Uwe Radtke und Manfred Böker von der Bezirksregierung Münster begleiten eine Besuchergruppe aus Korea zu den Phoenix Zementwerken in Beckum.

Uwe Radtke (2.v.l.) und Manfred Böker (4.v.r.) von der Bezirksregierung Münster begleiten eine Besuchergruppe aus Korea zu den Phoenix Zementwerken in Beckum.

Münster. In Zementwerken werden geeignete Abfälle als Brennstoff eingesetzt. Das hilft, natürliche Ressourcen zu schonen, ist wirtschaftlich interessant und entlastet die Umwelt. Denn damit aus Gesteinsmaterial der Baustoff Zement entstehen kann, ist sehr viel Energie nötig.

Wie mit Hilfe fortschrittlicher Technologien Abfälle als sogenannte sekundäre Brennstoffe in Zementwerken verwertet werden können, dazu hat sich am Montag (9. Februar) eine koreanische Delegation aus dem dortigen Umweltministerium bei der Bezirksregierung Münster informieren lassen. Nach einem Fachvortrag von Uwe Radtke aus dem Immissionsschutzdezernat besuchten die sechs Koreaner gemeinsam mit den Umweltexperten der Bezirksregierung das Zementwerk Phoenix in Beckum.

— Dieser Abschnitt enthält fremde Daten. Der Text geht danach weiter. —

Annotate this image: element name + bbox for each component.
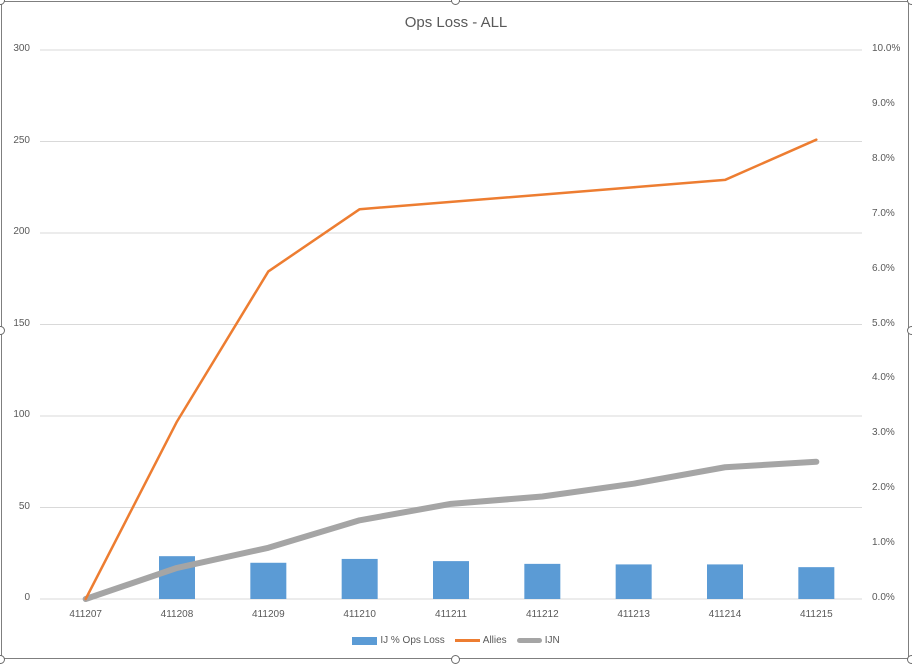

Die Zementindustrie spielt bei der Abfallverwertung mittlerweile eine wichtige Rolle. Im Brennofen eines Zementwerkes herrschen mit Gastemperaturen von rund 2000 Grad Celsius günstige Bedingungen für eine schadstoffarme Abfallverbrennung. Dadurch werden nicht nur Rohstoffe wie Steinkohle und Heizöl gespart, die Emissionen unterliegen vielmehr auch noch strengeren Kontrollen als beim Einsatz herkömmlicher Brennstoffe, sodass die Abluftqualität von Zementwerken sogar verbessert werden kann.

Im Regierungsbezirk Münster befinden sich Zementwerke in Beckum, Ennigerloh und Lengerich.